Calcium and vitamin D intake are important to bone health and prevents osteoporosis. Sunday, a seemingly healthy, young basketball player suffered a horrific and gruesome bone injury in front of millions of viewers. During a Midwest Regional college basketball game, Louisville Cardinals guard Kevin Ware fractured his leg after a jump during gameplay, and his bone protruded through his skin.
The type of injury that Ware experienced is called a "compound" fracture, in which his tibia or the larger bone below the knee was snapped in two. The injury might have been prevented with increased amounts of vitamin D and calcium in his diet.
As ABC News reported, Tim Hewett, who is a director of sports medicine at Ohio State University, speculated that Ware may have lacked vitamin D and calcium in his diet. Hewett said, "Watching the video tape over and over, I would not expect this type of fracture to occur. I suspect he had some risk factors that created some sort of bone deficit."
Calcium deficiency in the body contributes to the development of osteoporosis, which is the reduction of bone mineral density that can increase the risk of fracture. As the National Institute of Arthritis and Musculoskeletal and Skin Diseases suggests, adults between the ages of 18 to 70 should get at least 1,000 to 1,300 milligrams of calcium per day to maintain healthy bones.

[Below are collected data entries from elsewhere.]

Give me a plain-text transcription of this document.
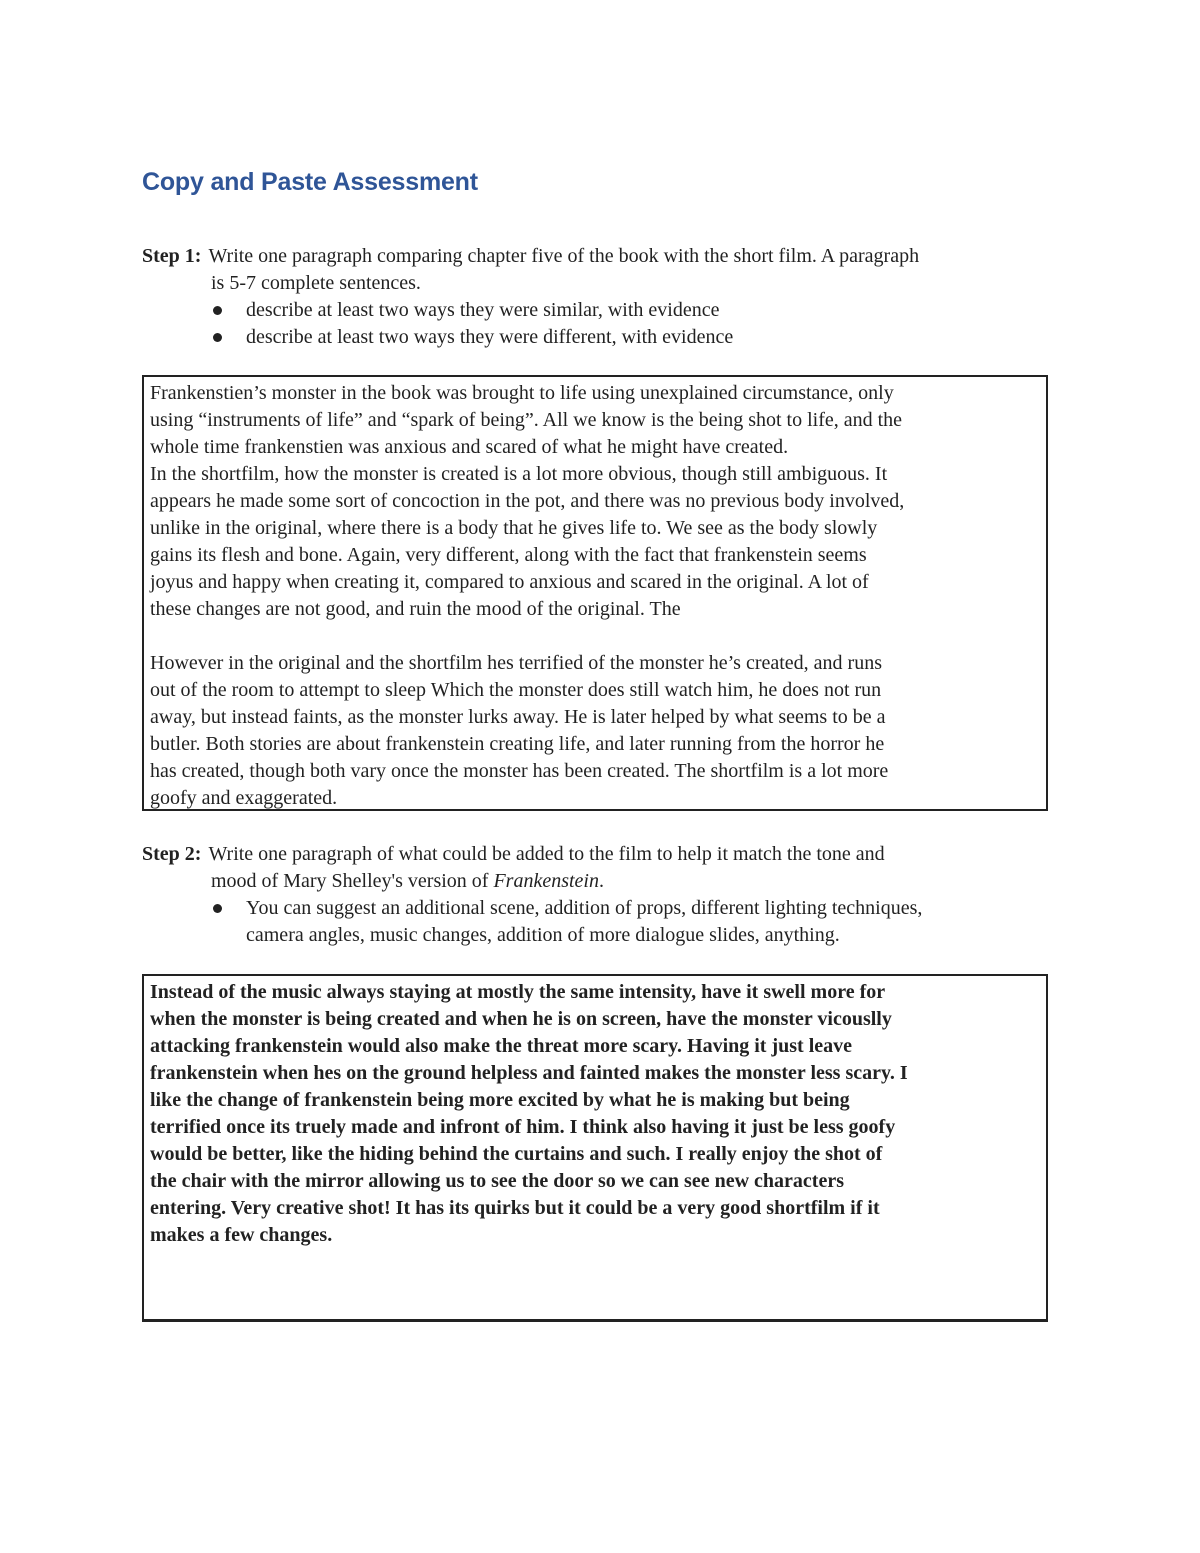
Copy and Paste Assessment
Step 1: Write one paragraph comparing chapter five of the book with the short film. A paragraph
is 5-7 complete sentences.
describe at least two ways they were similar, with evidence
describe at least two ways they were different, with evidence

Frankenstien’s monster in the book was brought to life using unexplained circumstance, only

using “instruments of life” and “spark of being”. All we know is the being shot to life, and the

whole time frankenstien was anxious and scared of what he might have created.

In the shortfilm, how the monster is created is a lot more obvious, though still ambiguous. It

appears he made some sort of concoction in the pot, and there was no previous body involved,

unlike in the original, where there is a body that he gives life to. We see as the body slowly

gains its flesh and bone. Again, very different, along with the fact that frankenstein seems

joyus and happy when creating it, compared to anxious and scared in the original. A lot of

these changes are not good, and ruin the mood of the original. The

However in the original and the shortfilm hes terrified of the monster he’s created, and runs

out of the room to attempt to sleep Which the monster does still watch him, he does not run

away, but instead faints, as the monster lurks away. He is later helped by what seems to be a

butler. Both stories are about frankenstein creating life, and later running from the horror he

has created, though both vary once the monster has been created. The shortfilm is a lot more

goofy and exaggerated.

Step 2: Write one paragraph of what could be added to the film to help it match the tone and
mood of Mary Shelley's version of Frankenstein.
You can suggest an additional scene, addition of props, different lighting techniques,
camera angles, music changes, addition of more dialogue slides, anything.

Instead of the music always staying at mostly the same intensity, have it swell more for

when the monster is being created and when he is on screen, have the monster vicouslly

attacking frankenstein would also make the threat more scary. Having it just leave

frankenstein when hes on the ground helpless and fainted makes the monster less scary. I

like the change of frankenstein being more excited by what he is making but being

terrified once its truely made and infront of him. I think also having it just be less goofy

would be better, like the hiding behind the curtains and such. I really enjoy the shot of

the chair with the mirror allowing us to see the door so we can see new characters

entering. Very creative shot! It has its quirks but it could be a very good shortfilm if it

makes a few changes.
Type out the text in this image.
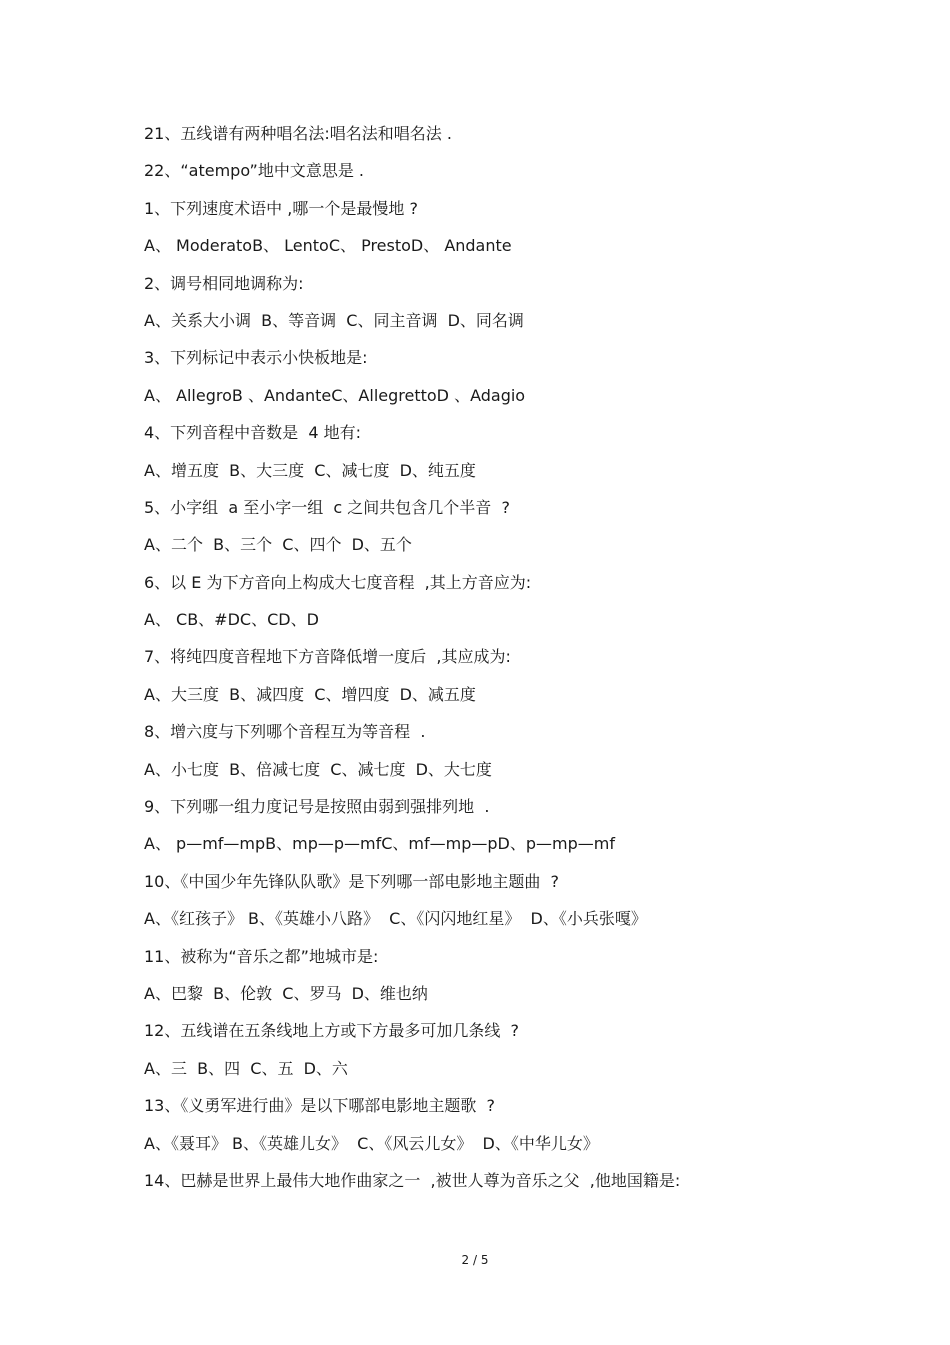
21、五线谱有两种唱名法:唱名法和唱名法 .
22、“atempo”地中文意思是 .
1、下列速度术语中 ,哪一个是最慢地 ?
A、 ModeratoB、 LentoC、 PrestoD、 Andante
2、调号相同地调称为:
A、关系大小调  B、等音调  C、同主音调  D、同名调
3、下列标记中表示小快板地是:
A、 AllegroB 、AndanteC、AllegrettoD 、Adagio
4、下列音程中音数是  4 地有:
A、增五度  B、大三度  C、减七度  D、纯五度
5、小字组  a 至小字一组  c 之间共包含几个半音  ?
A、二个  B、三个  C、四个  D、五个
6、以 E 为下方音向上构成大七度音程  ,其上方音应为:
A、 CB、#DC、CD、D
7、将纯四度音程地下方音降低增一度后  ,其应成为:
A、大三度  B、减四度  C、增四度  D、减五度
8、增六度与下列哪个音程互为等音程  .
A、小七度  B、倍减七度  C、减七度  D、大七度
9、下列哪一组力度记号是按照由弱到强排列地  .
A、 p—mf—mpB、mp—p—mfC、mf—mp—pD、p—mp—mf
10、《中国少年先锋队队歌》是下列哪一部电影地主题曲  ?
A、《红孩子》 B、《英雄小八路》  C、《闪闪地红星》  D、《小兵张嘎》
11、被称为“音乐之都”地城市是:
A、巴黎  B、伦敦  C、罗马  D、维也纳
12、五线谱在五条线地上方或下方最多可加几条线  ?
A、三  B、四  C、五  D、六
13、《义勇军进行曲》是以下哪部电影地主题歌  ?
A、《聂耳》 B、《英雄儿女》  C、《风云儿女》  D、《中华儿女》
14、巴赫是世界上最伟大地作曲家之一  ,被世人尊为音乐之父  ,他地国籍是:
2 / 5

Vitamin D helps the body to form the hormone called "calcitriol" to absorb calcium. Without enough vitamin D, insufficient calcium absorption from the diet takes place which prevents the strong new bone from forming and weakens the existing bone. The recommended intake of vitamin D up to the age of 70 is 600 IU (International Units) and 800 IU for those over 70. Egg yolks, liver and saltwater fish are some examples of foods that are high in vitamin D. Vitamin D supplements can also be taken to achieve the recommended daily amounts.